Según la Ley, las formulas para recoger un contrato un contrato, como los de alquiler de viviendas no tienen porque estar escrito en un papel timbrado ó papel del estado. Pueden encontrarse en un papel en blanco e incluso pueden ser contratos verbales. Cualquiera de ellos sirven legalmente para defender los  derechos (tanto los de la propiedad como del inquilino). Son un contrato privado.

Resulta diferente cuando este termina en juicio o hay que defender las posibles ventajas fiscales o legales que puedan corresponder.
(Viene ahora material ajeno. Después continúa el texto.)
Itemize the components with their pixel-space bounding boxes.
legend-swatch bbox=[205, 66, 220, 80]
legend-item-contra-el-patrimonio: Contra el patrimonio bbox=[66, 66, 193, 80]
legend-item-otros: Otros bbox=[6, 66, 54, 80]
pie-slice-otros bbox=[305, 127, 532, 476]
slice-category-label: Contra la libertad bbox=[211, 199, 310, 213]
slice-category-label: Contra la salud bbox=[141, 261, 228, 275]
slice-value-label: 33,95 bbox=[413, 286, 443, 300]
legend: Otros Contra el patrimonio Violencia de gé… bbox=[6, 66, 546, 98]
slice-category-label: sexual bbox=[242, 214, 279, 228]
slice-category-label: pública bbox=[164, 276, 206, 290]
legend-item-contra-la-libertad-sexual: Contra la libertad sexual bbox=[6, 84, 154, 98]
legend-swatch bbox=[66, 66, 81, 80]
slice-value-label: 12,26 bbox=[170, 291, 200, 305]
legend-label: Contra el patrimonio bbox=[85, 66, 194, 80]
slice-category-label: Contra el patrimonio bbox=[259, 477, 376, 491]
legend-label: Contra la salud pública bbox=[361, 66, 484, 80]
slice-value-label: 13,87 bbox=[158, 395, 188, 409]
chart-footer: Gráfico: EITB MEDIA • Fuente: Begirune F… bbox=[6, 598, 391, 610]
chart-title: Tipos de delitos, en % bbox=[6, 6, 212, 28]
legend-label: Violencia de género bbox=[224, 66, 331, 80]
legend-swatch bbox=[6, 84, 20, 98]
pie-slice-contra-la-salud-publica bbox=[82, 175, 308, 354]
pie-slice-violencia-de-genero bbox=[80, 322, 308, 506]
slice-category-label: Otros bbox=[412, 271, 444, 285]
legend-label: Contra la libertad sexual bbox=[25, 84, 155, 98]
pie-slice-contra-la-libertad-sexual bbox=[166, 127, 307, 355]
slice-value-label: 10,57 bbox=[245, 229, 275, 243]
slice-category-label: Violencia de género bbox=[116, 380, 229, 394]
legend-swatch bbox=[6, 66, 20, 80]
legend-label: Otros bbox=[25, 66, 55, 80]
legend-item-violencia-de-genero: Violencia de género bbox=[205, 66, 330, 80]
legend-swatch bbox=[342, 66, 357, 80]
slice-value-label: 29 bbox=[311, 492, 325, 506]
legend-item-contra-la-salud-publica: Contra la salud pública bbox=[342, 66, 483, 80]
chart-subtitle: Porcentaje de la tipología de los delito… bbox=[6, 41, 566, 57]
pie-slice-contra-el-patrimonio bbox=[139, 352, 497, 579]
Entonces el contrato debe estar registrado en la Administración (En Andalucía corresponde a la Agencia de Vivienda y Rehabilitación de Andalucía).
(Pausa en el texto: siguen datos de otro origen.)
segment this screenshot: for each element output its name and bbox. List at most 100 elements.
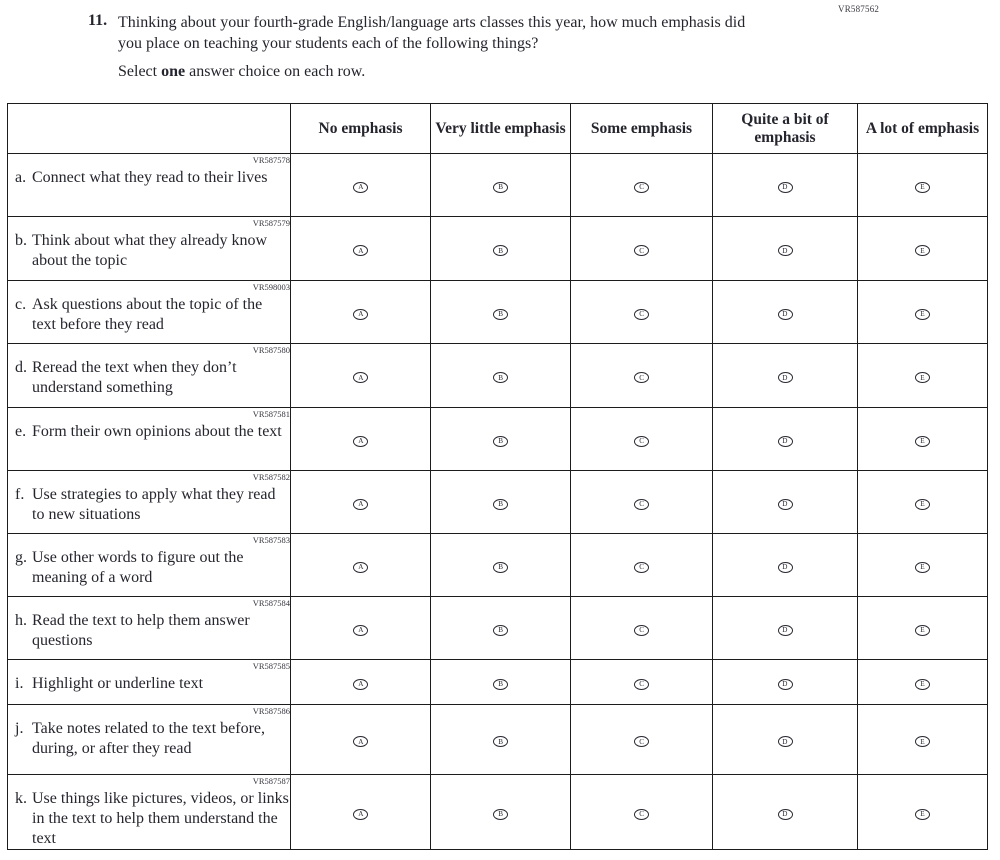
answer-bubble-e[interactable]: E	[915, 736, 930, 747]
row-code: VR587584	[252, 598, 290, 608]
answer-bubble-c[interactable]: C	[634, 372, 649, 383]
answer-cell: E	[857, 470, 988, 534]
answer-bubble-e[interactable]: E	[915, 624, 930, 636]
answer-bubble-c[interactable]: C	[634, 308, 649, 320]
answer-cell: C	[570, 470, 713, 534]
row-code: VR587578	[252, 155, 290, 165]
answer-bubble-c[interactable]: C	[634, 435, 649, 447]
bubble-letter: A	[357, 679, 364, 688]
answer-bubble-a[interactable]: A	[353, 808, 368, 820]
answer-bubble-b[interactable]: B	[493, 678, 508, 690]
answer-bubble-b[interactable]: B	[493, 561, 508, 573]
answer-bubble-d[interactable]: D	[777, 372, 793, 383]
bubble-letter: C	[639, 679, 644, 688]
answer-bubble-d[interactable]: D	[777, 678, 793, 690]
answer-bubble-d[interactable]: D	[777, 498, 793, 510]
answer-bubble-b[interactable]: B	[493, 372, 508, 383]
row-text: Highlight or underline text	[32, 675, 204, 692]
bubble-letter: B	[498, 499, 503, 508]
answer-bubble-d[interactable]: D	[777, 435, 793, 447]
answer-bubble-e[interactable]: E	[915, 678, 930, 690]
answer-bubble-d[interactable]: D	[777, 808, 793, 820]
answer-bubble-b[interactable]: B	[493, 624, 508, 636]
emphasis-table: No emphasis Very little emphasis Some em…	[7, 103, 988, 850]
answer-bubble-b[interactable]: B	[493, 435, 508, 447]
bubble-letter: A	[357, 436, 364, 445]
answer-bubble-b[interactable]: B	[493, 808, 508, 820]
answer-bubble-d[interactable]: D	[777, 624, 793, 636]
answer-bubble-a[interactable]: A	[353, 308, 368, 320]
bubble-letter: A	[357, 562, 364, 571]
bubble-letter: C	[639, 436, 644, 445]
answer-bubble-e[interactable]: E	[915, 435, 930, 447]
answer-cell: A	[290, 343, 431, 408]
answer-bubble-b[interactable]: B	[493, 308, 508, 320]
answer-bubble-d[interactable]: D	[777, 181, 793, 193]
row-stem: VR587585 i. Highlight or underline text	[7, 659, 291, 705]
answer-bubble-e[interactable]: E	[915, 308, 930, 320]
answer-bubble-d[interactable]: D	[777, 245, 793, 256]
answer-bubble-b[interactable]: B	[493, 498, 508, 510]
answer-bubble-a[interactable]: A	[353, 435, 368, 447]
answer-cell: D	[712, 470, 858, 534]
answer-bubble-e[interactable]: E	[915, 498, 930, 510]
answer-bubble-b[interactable]: B	[493, 181, 508, 193]
answer-cell: A	[290, 596, 431, 660]
answer-bubble-a[interactable]: A	[353, 245, 368, 256]
answer-bubble-c[interactable]: C	[634, 736, 649, 747]
bubble-letter: D	[782, 562, 788, 571]
table-row: VR587581 e. Form their own opinions about …	[7, 407, 988, 471]
answer-cell: E	[857, 280, 988, 344]
answer-cell: E	[857, 153, 988, 217]
bubble-letter: E	[920, 246, 925, 255]
answer-bubble-b[interactable]: B	[493, 736, 508, 747]
answer-bubble-a[interactable]: A	[353, 181, 368, 193]
answer-cell: B	[430, 407, 571, 471]
answer-cell: C	[570, 407, 713, 471]
answer-bubble-c[interactable]: C	[634, 808, 649, 820]
answer-cell: B	[430, 659, 571, 705]
bubble-letter: E	[920, 562, 925, 571]
answer-bubble-d[interactable]: D	[777, 561, 793, 573]
answer-cell: C	[570, 533, 713, 597]
row-letter: d.	[15, 359, 27, 376]
answer-cell: C	[570, 280, 713, 344]
row-letter: c.	[15, 296, 27, 313]
row-stem: VR587581 e. Form their own opinions about …	[7, 407, 291, 471]
answer-bubble-c[interactable]: C	[634, 561, 649, 573]
answer-cell: D	[712, 280, 858, 344]
row-letter: e.	[15, 423, 27, 440]
answer-cell: D	[712, 343, 858, 408]
answer-bubble-b[interactable]: B	[493, 245, 508, 256]
answer-cell: C	[570, 596, 713, 660]
answer-bubble-a[interactable]: A	[353, 372, 368, 383]
answer-bubble-e[interactable]: E	[915, 245, 930, 256]
answer-cell: D	[712, 774, 858, 850]
answer-bubble-c[interactable]: C	[634, 498, 649, 510]
answer-bubble-c[interactable]: C	[634, 678, 649, 690]
answer-bubble-d[interactable]: D	[777, 736, 793, 747]
row-letter: a.	[15, 169, 27, 186]
answer-bubble-a[interactable]: A	[353, 678, 368, 690]
row-letter: f.	[15, 486, 25, 503]
answer-cell: A	[290, 704, 431, 775]
row-text: Take notes related to the text before, d…	[32, 720, 265, 757]
answer-bubble-a[interactable]: A	[353, 736, 368, 747]
answer-bubble-c[interactable]: C	[634, 245, 649, 256]
row-text: Connect what they read to their lives	[32, 169, 268, 186]
answer-bubble-c[interactable]: C	[634, 624, 649, 636]
bubble-letter: D	[782, 182, 788, 191]
column-header-a-lot-emphasis: A lot of emphasis	[857, 103, 988, 154]
answer-bubble-a[interactable]: A	[353, 561, 368, 573]
answer-bubble-e[interactable]: E	[915, 561, 930, 573]
answer-bubble-a[interactable]: A	[353, 498, 368, 510]
answer-bubble-e[interactable]: E	[915, 808, 930, 820]
answer-cell: E	[857, 407, 988, 471]
bubble-letter: C	[639, 809, 644, 818]
answer-bubble-c[interactable]: C	[634, 181, 649, 193]
answer-bubble-e[interactable]: E	[915, 181, 930, 193]
answer-bubble-e[interactable]: E	[915, 372, 930, 383]
answer-bubble-d[interactable]: D	[777, 308, 793, 320]
row-text: Form their own opinions about the text	[32, 423, 282, 440]
answer-bubble-a[interactable]: A	[353, 624, 368, 636]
Conceptos Básicos de un Alquiler

Existen una serie de terminos y conceptos que hay que tener muy claros cuando firmamos un contrato de alquiler como son:

  1. Fianza: Corresponde al importe económico que se deposita  en la agencia de vivienda.                                                                                                                                                       La fianza normalmente es de un mes y el arrendador debe depositar la fianza en la agencia de vivienda de su comunidad autónoma o a través de las Cámaras de la Propiedad de la ciudad que hacen la misma gestión, aunque el depositario último es la Agencia pública. Este trámite resulta obligatorio a pesar de que no todos los propietarios lo efectuan.                                                            Cualquier inquilino puede solicitar información del contrato que ha firmado, así como una copia compulsada del mismo.
  2. Registro del contrato frente a terceros. En algunas comunidades autónomas tanto el arrendador como el inquilino,  pueden inscribir el contrato en el Registro de la Propiedad, previo pago del ITP ( Impuesto Transmisiones Patrimoniales en el alquiler de viviendas, lo paga el inquilino y es un porcentaje de la anualidad ).
  3. I.B.I. Según la Ley este Impuesto debe ser abonado por la propiedad ó en determinados casos por el usufructuario de la misma. Aún así existen casos en los que la propiedad lo solicita a los inquilinos. No le pueden obligar a pagar el IBI del inmueble, pero si se acepta en el contrato se debe exigir comprobantes del coste.
  4. Desgravación. Los inquilinos pueden desgravar en determinadas circunstancias el alquiler en el IRPF.  Para ello se necesita tener el número catastral del piso y que la fianza este depositada en agencia de vivienda de su comunidad autónoma. En Andalucía, de un tiempo a esta parte no se permite los depósitos de los contratos sin esos datos.
  5. Avales. Son garantías adicionales que puede pedir la propiedad para asegurarse el cobro de las rentas de alquiler. Son legales, siempre que el arrendatario las acepte.